NBR restricts yarn imports through land ports to protect local industry

National Board of Revenue (NBR) has imposed an immediate restriction on yarn imports through land ports in a bid to safeguard the domestic textile and spinning sectors. The move follows a recent recommendation by the commerce ministry, which raised concerns over the adverse impact of rising raw material imports on local manufacturers.
According to the ministry, imported yarn often declared at lower values when entering through land ports—has made it difficult for domestic producers to compete, causing significant financial losses. The recommendation was made in response to repeated appeals from local textile millers.
As per the NBR notification issued on April 13th, yarn imports are now prohibited through five key land ports: Benapole, Bhomra, Banglabandha, Burimari, and Sonamasjid. The restriction takes effect immediately. Yarn imports via these ports had been permitted since January 2023 to address a post-pandemic surge in demand.

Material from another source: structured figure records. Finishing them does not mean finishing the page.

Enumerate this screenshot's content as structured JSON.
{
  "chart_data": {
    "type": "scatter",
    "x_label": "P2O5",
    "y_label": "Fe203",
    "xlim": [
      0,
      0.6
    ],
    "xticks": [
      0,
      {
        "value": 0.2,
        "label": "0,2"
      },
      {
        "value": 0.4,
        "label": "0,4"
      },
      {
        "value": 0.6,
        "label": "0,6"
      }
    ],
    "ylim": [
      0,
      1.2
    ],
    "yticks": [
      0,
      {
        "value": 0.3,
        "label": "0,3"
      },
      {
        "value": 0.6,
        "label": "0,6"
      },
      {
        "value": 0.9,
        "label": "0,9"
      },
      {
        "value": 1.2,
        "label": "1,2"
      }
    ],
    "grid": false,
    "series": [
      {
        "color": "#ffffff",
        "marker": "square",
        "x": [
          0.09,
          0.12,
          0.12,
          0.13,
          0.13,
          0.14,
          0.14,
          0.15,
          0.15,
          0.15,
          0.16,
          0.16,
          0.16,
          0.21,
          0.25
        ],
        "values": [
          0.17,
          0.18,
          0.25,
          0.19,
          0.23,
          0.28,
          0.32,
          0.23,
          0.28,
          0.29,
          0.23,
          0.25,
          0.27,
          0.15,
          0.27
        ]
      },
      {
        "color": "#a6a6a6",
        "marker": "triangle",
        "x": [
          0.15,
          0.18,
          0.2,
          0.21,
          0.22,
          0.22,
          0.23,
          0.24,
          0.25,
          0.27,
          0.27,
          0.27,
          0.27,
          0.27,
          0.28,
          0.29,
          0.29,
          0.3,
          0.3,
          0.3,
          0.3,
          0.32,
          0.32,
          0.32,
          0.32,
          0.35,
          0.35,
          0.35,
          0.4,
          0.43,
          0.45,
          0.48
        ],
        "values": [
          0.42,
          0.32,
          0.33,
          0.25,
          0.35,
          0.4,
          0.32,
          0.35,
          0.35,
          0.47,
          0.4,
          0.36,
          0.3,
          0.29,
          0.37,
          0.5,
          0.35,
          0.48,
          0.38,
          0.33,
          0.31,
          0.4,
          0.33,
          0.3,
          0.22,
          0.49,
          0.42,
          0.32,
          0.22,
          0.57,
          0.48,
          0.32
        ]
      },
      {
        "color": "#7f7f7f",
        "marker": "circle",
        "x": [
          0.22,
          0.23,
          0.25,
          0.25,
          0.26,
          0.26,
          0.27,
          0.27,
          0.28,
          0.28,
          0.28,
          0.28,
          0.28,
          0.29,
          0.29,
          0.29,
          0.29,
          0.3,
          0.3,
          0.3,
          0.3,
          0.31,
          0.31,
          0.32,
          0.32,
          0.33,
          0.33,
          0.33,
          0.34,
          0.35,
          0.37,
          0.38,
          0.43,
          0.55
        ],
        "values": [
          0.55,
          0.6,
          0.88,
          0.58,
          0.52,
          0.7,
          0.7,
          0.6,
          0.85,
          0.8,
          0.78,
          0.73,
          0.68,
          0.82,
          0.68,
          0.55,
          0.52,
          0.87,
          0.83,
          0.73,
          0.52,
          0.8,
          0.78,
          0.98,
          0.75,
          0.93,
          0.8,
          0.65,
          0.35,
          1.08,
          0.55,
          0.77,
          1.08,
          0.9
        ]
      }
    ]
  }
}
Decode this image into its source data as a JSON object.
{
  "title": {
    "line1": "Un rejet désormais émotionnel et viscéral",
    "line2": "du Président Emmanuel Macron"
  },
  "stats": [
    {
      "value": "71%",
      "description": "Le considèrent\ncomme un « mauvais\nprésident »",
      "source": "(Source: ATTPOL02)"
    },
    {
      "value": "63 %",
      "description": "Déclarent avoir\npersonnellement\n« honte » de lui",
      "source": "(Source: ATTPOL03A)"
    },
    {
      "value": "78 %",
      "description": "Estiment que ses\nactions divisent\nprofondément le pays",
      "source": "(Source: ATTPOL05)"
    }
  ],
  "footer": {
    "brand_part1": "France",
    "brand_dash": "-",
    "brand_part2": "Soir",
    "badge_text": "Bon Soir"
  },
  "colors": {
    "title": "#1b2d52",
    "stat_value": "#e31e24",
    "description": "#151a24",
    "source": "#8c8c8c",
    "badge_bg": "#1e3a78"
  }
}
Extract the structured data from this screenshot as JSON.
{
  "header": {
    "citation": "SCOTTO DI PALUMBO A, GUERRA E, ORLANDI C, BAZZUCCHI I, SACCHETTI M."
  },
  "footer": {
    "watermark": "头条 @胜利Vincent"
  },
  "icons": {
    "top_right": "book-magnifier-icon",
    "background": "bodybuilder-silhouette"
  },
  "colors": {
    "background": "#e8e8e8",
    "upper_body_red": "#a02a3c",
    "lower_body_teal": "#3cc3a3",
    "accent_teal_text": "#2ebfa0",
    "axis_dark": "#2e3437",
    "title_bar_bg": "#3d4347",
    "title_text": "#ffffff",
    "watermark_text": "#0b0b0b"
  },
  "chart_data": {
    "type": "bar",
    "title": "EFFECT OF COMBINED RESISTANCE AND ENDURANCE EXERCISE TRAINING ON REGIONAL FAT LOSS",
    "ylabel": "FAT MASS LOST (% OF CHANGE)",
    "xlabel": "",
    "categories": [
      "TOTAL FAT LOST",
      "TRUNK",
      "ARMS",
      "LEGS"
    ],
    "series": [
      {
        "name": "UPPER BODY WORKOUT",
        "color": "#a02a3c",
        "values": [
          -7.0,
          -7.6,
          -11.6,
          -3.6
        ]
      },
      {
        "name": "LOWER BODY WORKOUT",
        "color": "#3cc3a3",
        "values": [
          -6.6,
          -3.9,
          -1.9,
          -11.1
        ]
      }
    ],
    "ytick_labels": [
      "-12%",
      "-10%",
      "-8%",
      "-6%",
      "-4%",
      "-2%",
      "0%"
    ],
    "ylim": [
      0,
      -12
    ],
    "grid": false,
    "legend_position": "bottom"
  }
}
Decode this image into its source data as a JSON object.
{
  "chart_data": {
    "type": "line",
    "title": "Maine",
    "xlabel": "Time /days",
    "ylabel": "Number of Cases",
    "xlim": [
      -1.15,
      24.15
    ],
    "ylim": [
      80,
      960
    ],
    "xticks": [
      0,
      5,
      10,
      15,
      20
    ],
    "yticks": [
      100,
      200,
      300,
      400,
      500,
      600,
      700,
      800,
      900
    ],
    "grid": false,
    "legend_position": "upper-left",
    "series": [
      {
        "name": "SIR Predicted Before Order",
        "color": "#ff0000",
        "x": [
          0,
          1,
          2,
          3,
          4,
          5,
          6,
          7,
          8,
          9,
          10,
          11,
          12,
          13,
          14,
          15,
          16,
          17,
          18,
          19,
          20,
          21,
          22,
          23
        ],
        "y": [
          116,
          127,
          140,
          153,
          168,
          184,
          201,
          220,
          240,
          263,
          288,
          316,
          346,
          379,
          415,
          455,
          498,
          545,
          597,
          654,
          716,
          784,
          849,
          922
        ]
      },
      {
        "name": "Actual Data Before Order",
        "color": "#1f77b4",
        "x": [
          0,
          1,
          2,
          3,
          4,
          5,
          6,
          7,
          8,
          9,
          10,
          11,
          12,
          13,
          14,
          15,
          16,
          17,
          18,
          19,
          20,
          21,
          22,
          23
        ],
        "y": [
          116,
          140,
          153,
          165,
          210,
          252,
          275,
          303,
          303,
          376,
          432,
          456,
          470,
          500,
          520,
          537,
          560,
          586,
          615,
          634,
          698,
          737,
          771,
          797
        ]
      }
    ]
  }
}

In a separate development, India recently withdrew the transshipment facility for Bangladeshi exports to third countries via its land routes to Indian ports and airports. While India has stated that the move will not affect Bangladesh’s trade with Nepal and Bhutan, the decision is likely to increase costs for Bangladeshi apparel exporters—many of whom rely on Indian airports, particularly New Delhi’s Indira Gandhi International Airport, for shipments to Western markets. Previously, exporters utilized the Benapole–Petrapole land route to transport goods to Indian hubs in Kolkata and Delhi for air shipment abroad.